Dutch Social Affairs Minister Piet Hein Donner, employers and trade unions have reached agreement behind the scenes on limiting 'golden handshakes'. In the agreement, people with annual incomes over 75,000 euros will be able receive a maximum severance payment equivalent to one year’s salary. Minister Donner is dropping other plans to relax the rules covering dismissal.
Piet Hein Donner - Minister of Social Affairs (ANP photo)
In addition to limiting golden handshakes, the parties have agreed that extra money should be set aside for training or re-training employees, and also that employers should make greater efforts to bring more people into employment.
Win-win
The agreement, which has been negotiated without much public attention, appears to offer benefits to all sides.
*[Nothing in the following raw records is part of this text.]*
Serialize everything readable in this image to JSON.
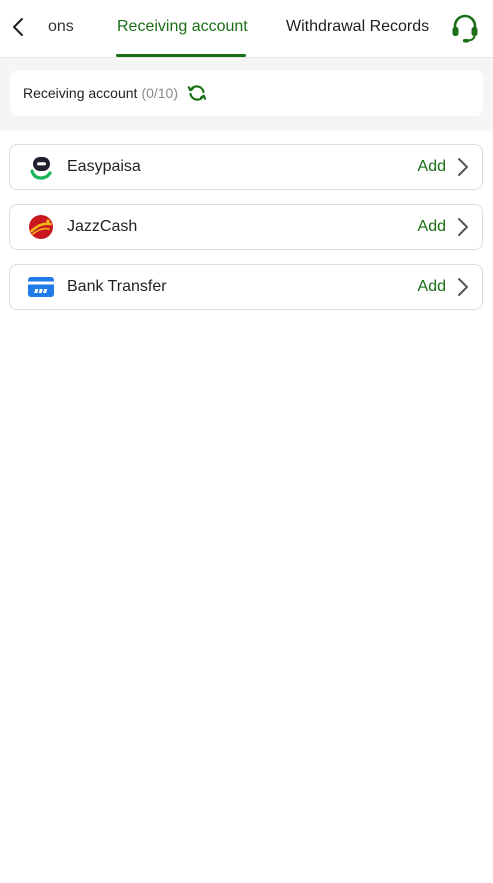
{
  "header": {
    "tabs": [
      {
        "label": "ons"
      },
      {
        "label": "Receiving account"
      },
      {
        "label": "Withdrawal Records"
      }
    ],
    "active_color": "#1a6e14",
    "back_icon": "chevron-left-icon",
    "support_icon": "headset-icon"
  },
  "summary": {
    "label": "Receiving account",
    "count": "(0/10)",
    "refresh_icon": "refresh-icon"
  },
  "methods": [
    {
      "name": "Easypaisa",
      "action": "Add",
      "logo": "easypaisa-logo"
    },
    {
      "name": "JazzCash",
      "action": "Add",
      "logo": "jazzcash-logo"
    },
    {
      "name": "Bank Transfer",
      "action": "Add",
      "logo": "bank-card-icon"
    }
  ]
}
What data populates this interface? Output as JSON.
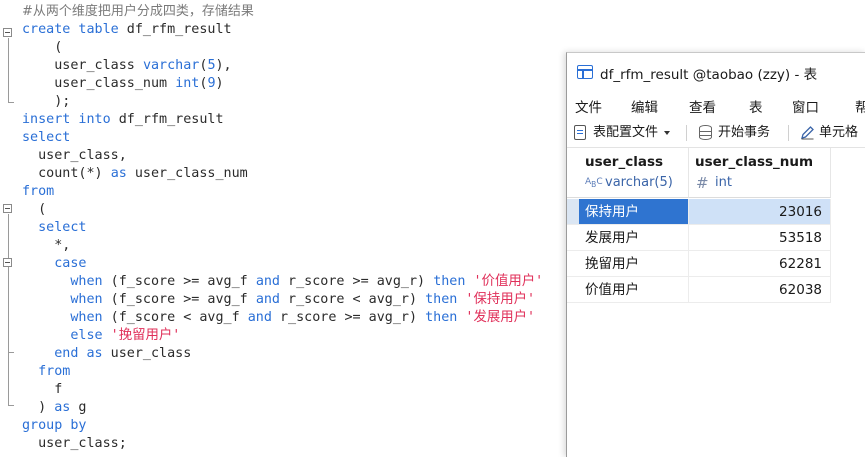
{
  "editor": {
    "lines": [
      {
        "parts": [
          {
            "t": "#从两个维度把用户分成四类，存储结果",
            "c": "cmt"
          }
        ]
      },
      {
        "parts": [
          {
            "t": "create table",
            "c": "kw"
          },
          {
            "t": " df_rfm_result",
            "c": ""
          }
        ]
      },
      {
        "parts": [
          {
            "t": "    (",
            "c": ""
          }
        ]
      },
      {
        "parts": [
          {
            "t": "    user_class ",
            "c": ""
          },
          {
            "t": "varchar",
            "c": "kw"
          },
          {
            "t": "(",
            "c": ""
          },
          {
            "t": "5",
            "c": "kw"
          },
          {
            "t": "),",
            "c": ""
          }
        ]
      },
      {
        "parts": [
          {
            "t": "    user_class_num ",
            "c": ""
          },
          {
            "t": "int",
            "c": "kw"
          },
          {
            "t": "(",
            "c": ""
          },
          {
            "t": "9",
            "c": "kw"
          },
          {
            "t": ")",
            "c": ""
          }
        ]
      },
      {
        "parts": [
          {
            "t": "    );",
            "c": ""
          }
        ]
      },
      {
        "parts": [
          {
            "t": "insert into",
            "c": "kw"
          },
          {
            "t": " df_rfm_result",
            "c": ""
          }
        ]
      },
      {
        "parts": [
          {
            "t": "select",
            "c": "kw"
          }
        ]
      },
      {
        "parts": [
          {
            "t": "  user_class,",
            "c": ""
          }
        ]
      },
      {
        "parts": [
          {
            "t": "  count(*) ",
            "c": ""
          },
          {
            "t": "as",
            "c": "kw"
          },
          {
            "t": " user_class_num",
            "c": ""
          }
        ]
      },
      {
        "parts": [
          {
            "t": "from",
            "c": "kw"
          }
        ]
      },
      {
        "parts": [
          {
            "t": "  (",
            "c": ""
          }
        ]
      },
      {
        "parts": [
          {
            "t": "  select",
            "c": "kw"
          }
        ]
      },
      {
        "parts": [
          {
            "t": "    *,",
            "c": ""
          }
        ]
      },
      {
        "parts": [
          {
            "t": "    case",
            "c": "kw"
          }
        ]
      },
      {
        "parts": [
          {
            "t": "      when",
            "c": "kw"
          },
          {
            "t": " (f_score >= avg_f ",
            "c": ""
          },
          {
            "t": "and",
            "c": "kw"
          },
          {
            "t": " r_score >= avg_r) ",
            "c": ""
          },
          {
            "t": "then",
            "c": "kw"
          },
          {
            "t": " '价值用户'",
            "c": "str"
          }
        ]
      },
      {
        "parts": [
          {
            "t": "      when",
            "c": "kw"
          },
          {
            "t": " (f_score >= avg_f ",
            "c": ""
          },
          {
            "t": "and",
            "c": "kw"
          },
          {
            "t": " r_score < avg_r) ",
            "c": ""
          },
          {
            "t": "then",
            "c": "kw"
          },
          {
            "t": " '保持用户'",
            "c": "str"
          }
        ]
      },
      {
        "parts": [
          {
            "t": "      when",
            "c": "kw"
          },
          {
            "t": " (f_score < avg_f ",
            "c": ""
          },
          {
            "t": "and",
            "c": "kw"
          },
          {
            "t": " r_score >= avg_r) ",
            "c": ""
          },
          {
            "t": "then",
            "c": "kw"
          },
          {
            "t": " '发展用户'",
            "c": "str"
          }
        ]
      },
      {
        "parts": [
          {
            "t": "      else",
            "c": "kw"
          },
          {
            "t": " '挽留用户'",
            "c": "str"
          }
        ]
      },
      {
        "parts": [
          {
            "t": "    end as",
            "c": "kw"
          },
          {
            "t": " user_class",
            "c": ""
          }
        ]
      },
      {
        "parts": [
          {
            "t": "  from",
            "c": "kw"
          }
        ]
      },
      {
        "parts": [
          {
            "t": "    f",
            "c": ""
          }
        ]
      },
      {
        "parts": [
          {
            "t": "  ) ",
            "c": ""
          },
          {
            "t": "as",
            "c": "kw"
          },
          {
            "t": " g",
            "c": ""
          }
        ]
      },
      {
        "parts": [
          {
            "t": "group by",
            "c": "kw"
          }
        ]
      },
      {
        "parts": [
          {
            "t": "  user_class;",
            "c": ""
          }
        ]
      }
    ]
  },
  "window": {
    "title": "df_rfm_result @taobao (zzy) - 表",
    "menu": [
      "文件",
      "编辑",
      "查看",
      "表",
      "窗口",
      "帮"
    ],
    "toolbar": {
      "table_config": "表配置文件",
      "begin_transaction": "开始事务",
      "cell_format": "单元格"
    },
    "columns": [
      {
        "name": "user_class",
        "type": "varchar(5)",
        "icon": "text-type-icon"
      },
      {
        "name": "user_class_num",
        "type": "int",
        "icon": "number-type-icon"
      }
    ],
    "rows": [
      {
        "user_class": "保持用户",
        "user_class_num": "23016"
      },
      {
        "user_class": "发展用户",
        "user_class_num": "53518"
      },
      {
        "user_class": "挽留用户",
        "user_class_num": "62281"
      },
      {
        "user_class": "价值用户",
        "user_class_num": "62038"
      }
    ],
    "selected_row": 0,
    "colors": {
      "keyword": "#2a6fd6",
      "string": "#e0305a",
      "selection": "#2f74d0"
    }
  }
}
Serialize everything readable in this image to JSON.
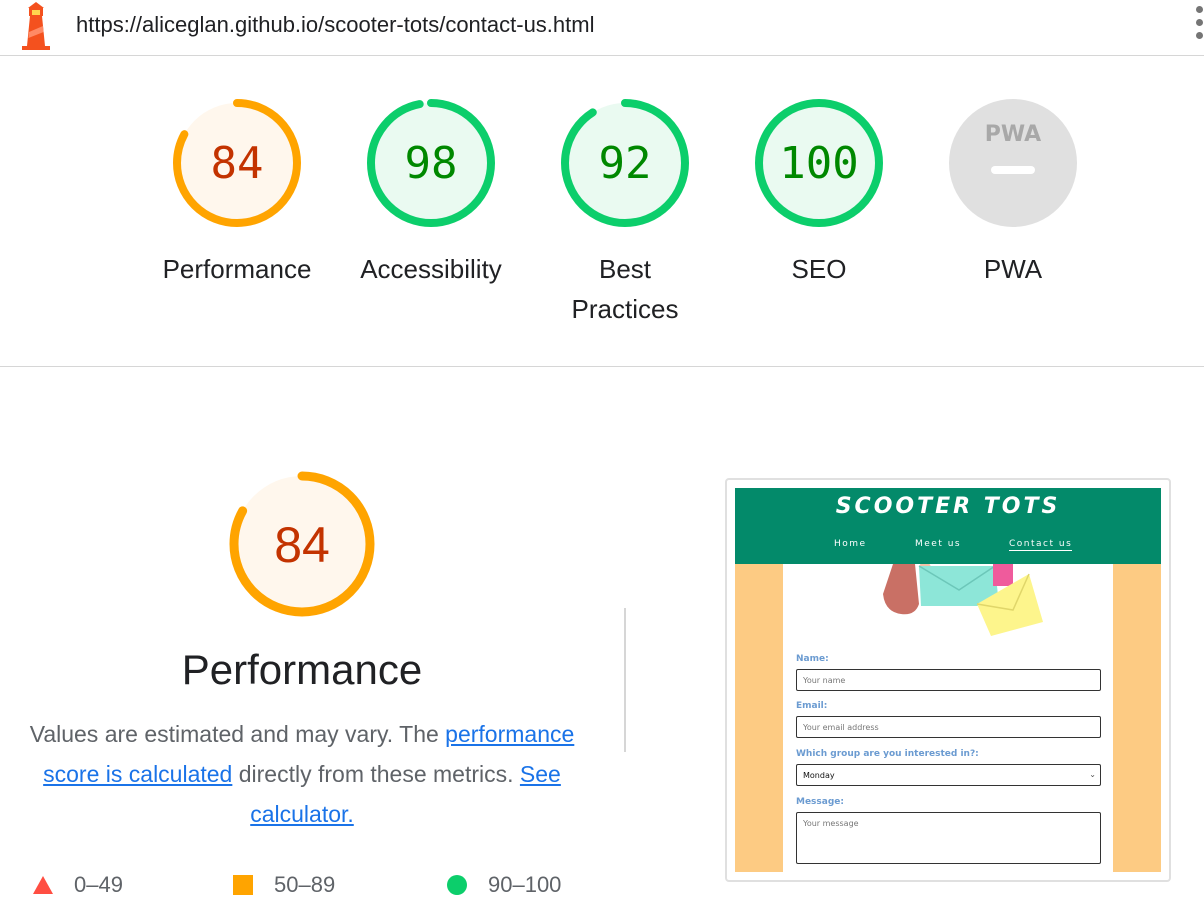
{
  "address_bar": {
    "url": "https://aliceglan.github.io/scooter-tots/contact-us.html"
  },
  "gauges": [
    {
      "id": "performance",
      "score": "84",
      "label": "Performance",
      "fraction": 0.84,
      "color": "#ffa400",
      "fill": "#fff7ed",
      "text_color": "#c33300"
    },
    {
      "id": "accessibility",
      "score": "98",
      "label": "Accessibility",
      "fraction": 0.98,
      "color": "#0cce6b",
      "fill": "#eafaf1",
      "text_color": "#008800"
    },
    {
      "id": "best-practices",
      "score": "92",
      "label": "Best Practices",
      "fraction": 0.92,
      "color": "#0cce6b",
      "fill": "#eafaf1",
      "text_color": "#008800"
    },
    {
      "id": "seo",
      "score": "100",
      "label": "SEO",
      "fraction": 1.0,
      "color": "#0cce6b",
      "fill": "#eafaf1",
      "text_color": "#008800"
    },
    {
      "id": "pwa",
      "badge": "PWA",
      "label": "PWA",
      "color": "#e0e0e0"
    }
  ],
  "performance": {
    "score": "84",
    "fraction": 0.84,
    "title": "Performance",
    "desc_pre": "Values are estimated and may vary. The ",
    "desc_link": "performance score is calculated",
    "desc_mid": " directly from these metrics. ",
    "calc_link": "See calculator."
  },
  "legend": [
    {
      "shape": "triangle",
      "range": "0–49",
      "color": "#ff4e42"
    },
    {
      "shape": "square",
      "range": "50–89",
      "color": "#ffa400"
    },
    {
      "shape": "circle",
      "range": "90–100",
      "color": "#0cce6b"
    }
  ],
  "screenshot": {
    "brand": "SCOOTER TOTS",
    "nav": [
      "Home",
      "Meet us",
      "Contact us"
    ],
    "fields": [
      {
        "label": "Name:",
        "placeholder": "Your name"
      },
      {
        "label": "Email:",
        "placeholder": "Your email address"
      },
      {
        "label": "Which group are you interested in?:",
        "value": "Monday"
      },
      {
        "label": "Message:",
        "placeholder": "Your message"
      }
    ]
  }
}
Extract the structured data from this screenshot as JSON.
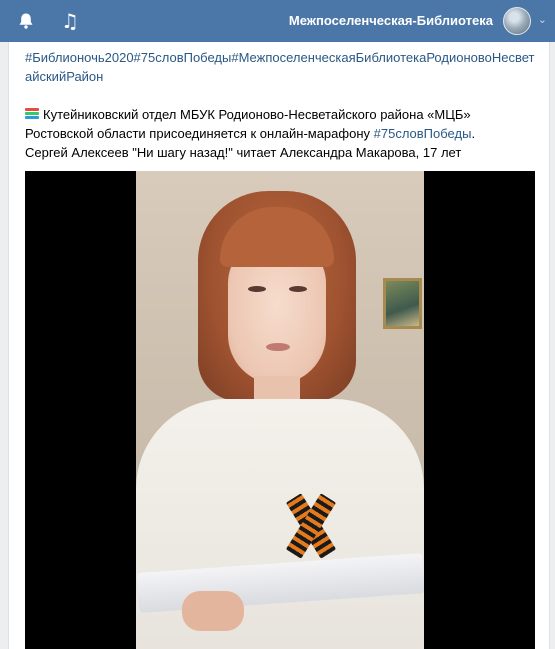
{
  "header": {
    "bell_icon": "bell-icon",
    "music_icon": "music-icon",
    "username": "Межпоселенческая-Библиотека",
    "chevron": "⌄"
  },
  "post": {
    "hashtags": "#Библионочь2020#75словПобеды#МежпоселенческаяБиблиотекаРодионовоНесветайскийРайон",
    "line1": "Кутейниковский отдел МБУК Родионово-Несветайского района «МЦБ»",
    "line2_prefix": "Ростовской области присоединяется к онлайн-марафону ",
    "line2_link": "#75словПобеды",
    "line2_suffix": ".",
    "line3": "Сергей Алексеев \"Ни шагу назад!\" читает Александра Макарова, 17 лет"
  }
}
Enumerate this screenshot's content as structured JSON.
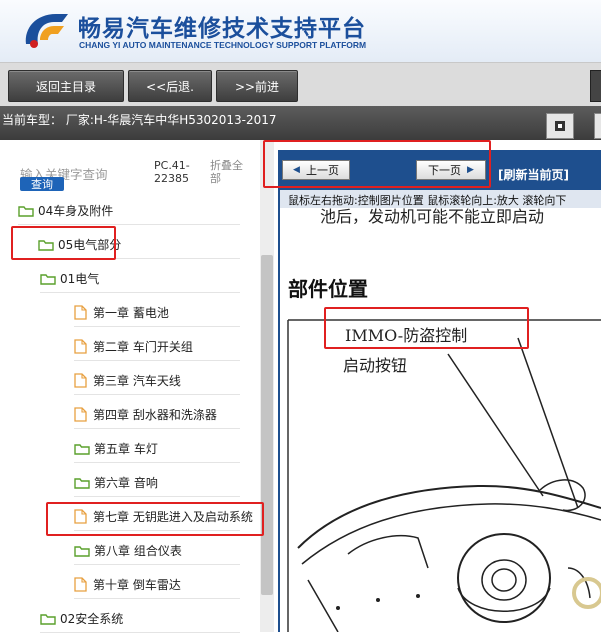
{
  "header": {
    "title_cn": "畅易汽车维修技术支持平台",
    "title_en": "CHANG YI AUTO MAINTENANCE TECHNOLOGY SUPPORT PLATFORM"
  },
  "toolbar": {
    "home_label": "返回主目录",
    "back_label": "<<后退.",
    "forward_label": ">>前进"
  },
  "model_bar": {
    "text": "当前车型： 厂家:H-华晨汽车中华H5302013-2017"
  },
  "search": {
    "placeholder": "输入关键字查询",
    "button_label": "查询",
    "pc_label": "PC.41-22385",
    "collapse_label": "折叠全部"
  },
  "tree": {
    "items": [
      {
        "label": "04车身及附件",
        "type": "folder"
      },
      {
        "label": "05电气部分",
        "type": "folder"
      },
      {
        "label": "01电气",
        "type": "folder"
      },
      {
        "label": "第一章 蓄电池",
        "type": "doc"
      },
      {
        "label": "第二章 车门开关组",
        "type": "doc"
      },
      {
        "label": "第三章 汽车天线",
        "type": "doc"
      },
      {
        "label": "第四章 刮水器和洗涤器",
        "type": "doc"
      },
      {
        "label": "第五章 车灯",
        "type": "folder"
      },
      {
        "label": "第六章 音响",
        "type": "folder"
      },
      {
        "label": "第七章 无钥匙进入及启动系统",
        "type": "doc"
      },
      {
        "label": "第八章 组合仪表",
        "type": "folder"
      },
      {
        "label": "第十章 倒车雷达",
        "type": "doc"
      },
      {
        "label": "02安全系统",
        "type": "folder"
      }
    ]
  },
  "doc_nav": {
    "prev_label": "上一页",
    "next_label": "下一页",
    "refresh_label": "[刷新当前页]",
    "hint": "鼠标左右拖动:控制图片位置 鼠标滚轮向上:放大  滚轮向下"
  },
  "document": {
    "top_text": "池后，发动机可能不能立即启动",
    "heading": "部件位置",
    "label_immo": "IMMO-防盗控制",
    "label_start": "启动按钮"
  },
  "colors": {
    "brand_blue": "#1b4f9c",
    "nav_blue": "#1e4f8e",
    "highlight_red": "#e02020",
    "folder_green": "#5aa02c",
    "doc_orange": "#e8a040"
  }
}
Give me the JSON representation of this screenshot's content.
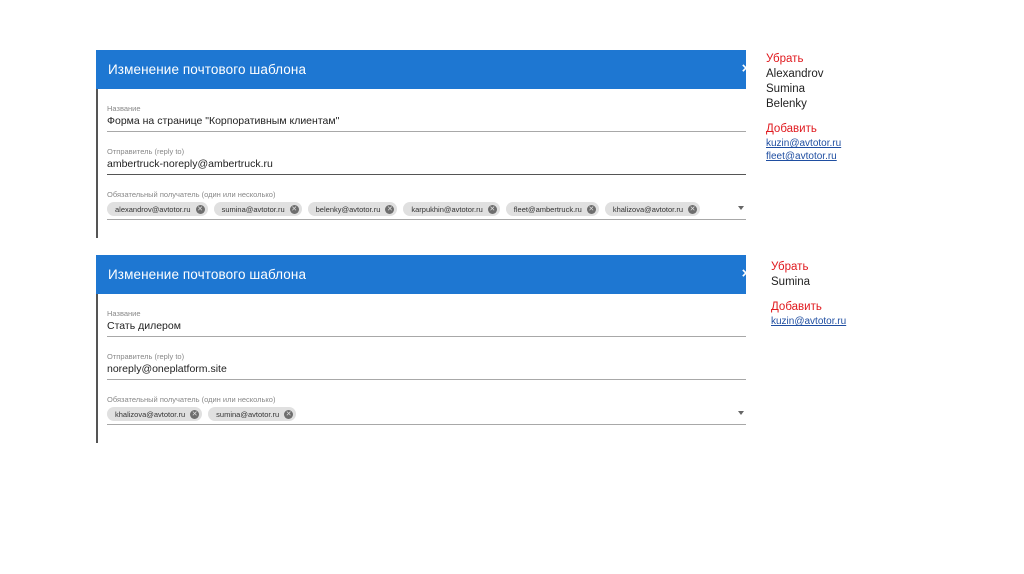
{
  "dialogs": [
    {
      "title": "Изменение почтового шаблона",
      "close_glyph": "×",
      "name_label": "Название",
      "name_value": "Форма на странице \"Корпоративным клиентам\"",
      "sender_label": "Отправитель (reply to)",
      "sender_value": "ambertruck-noreply@ambertruck.ru",
      "recipients_label": "Обязательный получатель (один или несколько)",
      "recipients": [
        "alexandrov@avtotor.ru",
        "sumina@avtotor.ru",
        "belenky@avtotor.ru",
        "karpukhin@avtotor.ru",
        "fleet@ambertruck.ru",
        "khalizova@avtotor.ru"
      ]
    },
    {
      "title": "Изменение почтового шаблона",
      "close_glyph": "×",
      "name_label": "Название",
      "name_value": "Стать дилером",
      "sender_label": "Отправитель (reply to)",
      "sender_value": "noreply@oneplatform.site",
      "recipients_label": "Обязательный получатель (один или несколько)",
      "recipients": [
        "khalizova@avtotor.ru",
        "sumina@avtotor.ru"
      ]
    }
  ],
  "notes": [
    {
      "remove_heading": "Убрать",
      "remove_items": [
        "Alexandrov",
        "Sumina",
        "Belenky"
      ],
      "add_heading": "Добавить",
      "add_links": [
        "kuzin@avtotor.ru",
        "fleet@avtotor.ru"
      ]
    },
    {
      "remove_heading": "Убрать",
      "remove_items": [
        "Sumina"
      ],
      "add_heading": "Добавить",
      "add_links": [
        "kuzin@avtotor.ru"
      ]
    }
  ],
  "chip_remove_glyph": "✕",
  "colors": {
    "header": "#1e77d2",
    "note_red": "#e0191e",
    "link": "#1f4ea1"
  }
}
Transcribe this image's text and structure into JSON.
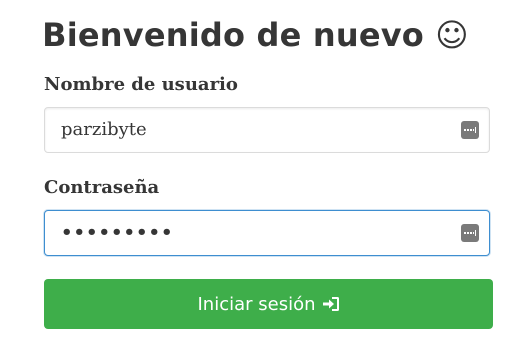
{
  "page": {
    "title": "Bienvenido de nuevo ☺"
  },
  "form": {
    "username_label": "Nombre de usuario",
    "username_value": "parzibyte",
    "password_label": "Contraseña",
    "password_value": "•••••••••",
    "submit_label": "Iniciar sesión"
  },
  "icons": {
    "username_field_icon": "password-manager-key-icon",
    "password_field_icon": "password-manager-key-icon",
    "submit_icon": "sign-in-icon"
  },
  "colors": {
    "submit_button": "#3eae4a",
    "focus_border": "#3e8ed0",
    "text": "#363636"
  }
}
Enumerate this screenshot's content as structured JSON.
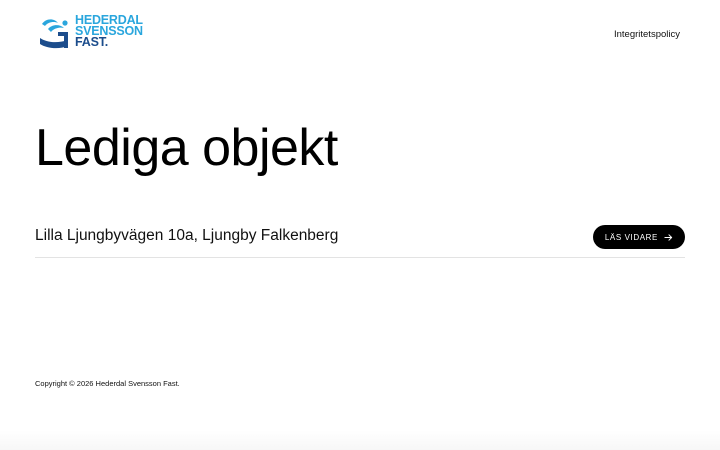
{
  "header": {
    "logo": {
      "line1": "HEDERDAL",
      "line2": "SVENSSON",
      "line3": "FAST.",
      "icon": "logo-mark-icon",
      "colors": {
        "light": "#2aa6dd",
        "dark": "#1c4d8c"
      }
    },
    "nav": {
      "privacy_label": "Integritetspolicy"
    }
  },
  "main": {
    "title": "Lediga objekt",
    "listings": [
      {
        "address": "Lilla Ljungbyvägen 10a, Ljungby Falkenberg",
        "button_label": "LÄS VIDARE",
        "button_icon": "arrow-right-icon"
      }
    ]
  },
  "footer": {
    "copyright": "Copyright © 2026 Hederdal Svensson Fast."
  }
}
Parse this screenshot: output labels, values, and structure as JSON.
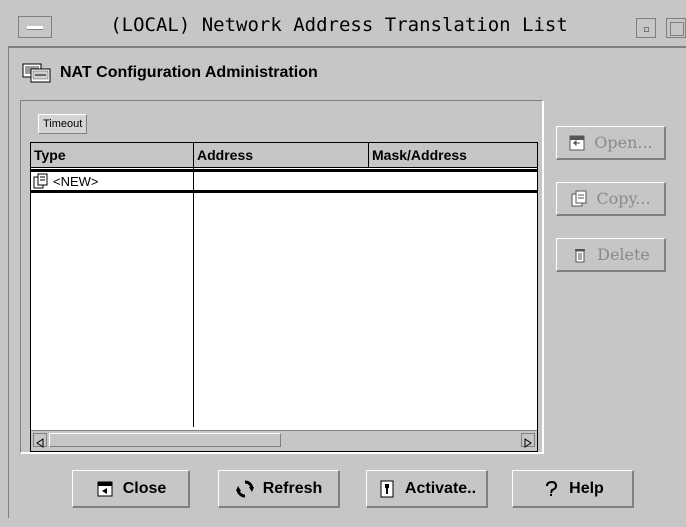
{
  "window": {
    "title": "(LOCAL) Network Address Translation List"
  },
  "header": {
    "title": "NAT Configuration Administration"
  },
  "tabs": {
    "timeout": "Timeout"
  },
  "table": {
    "columns": [
      "Type",
      "Address",
      "Mask/Address"
    ],
    "rows": [
      {
        "type": "<NEW>",
        "address": "",
        "mask": ""
      }
    ]
  },
  "side_buttons": {
    "open": "Open...",
    "copy": "Copy...",
    "delete": "Delete"
  },
  "bottom_buttons": {
    "close": "Close",
    "refresh": "Refresh",
    "activate": "Activate..",
    "help": "Help"
  }
}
Employers will no longer have to pay enormous amounts in compensation to get rid of employees who they have employed for a long time.
Golden handshakes can amount to as much as three annual salaries for some employees who’ve been with an employer for a long time, and – taken across the board on a national scale – cost business and industry billions. Employers argue that, because of this they are forced to keep people in jobs that they would prefer to let go.
The agreement means that the social affairs minister can cross at least one difficult issue off his list. His attempt to relax dismissal laws in 2007 ran into resistance from the other two parties in the three-party coalition, Labour and the Christian Union. In fact, the issue almost brought the government down. Now that severance payments have been limited, the minister can concentrate on increasing employment. There may be severe shortages of personnel on the labour market, yet there are still a great many unemployed people on benefit who are willing and able to work.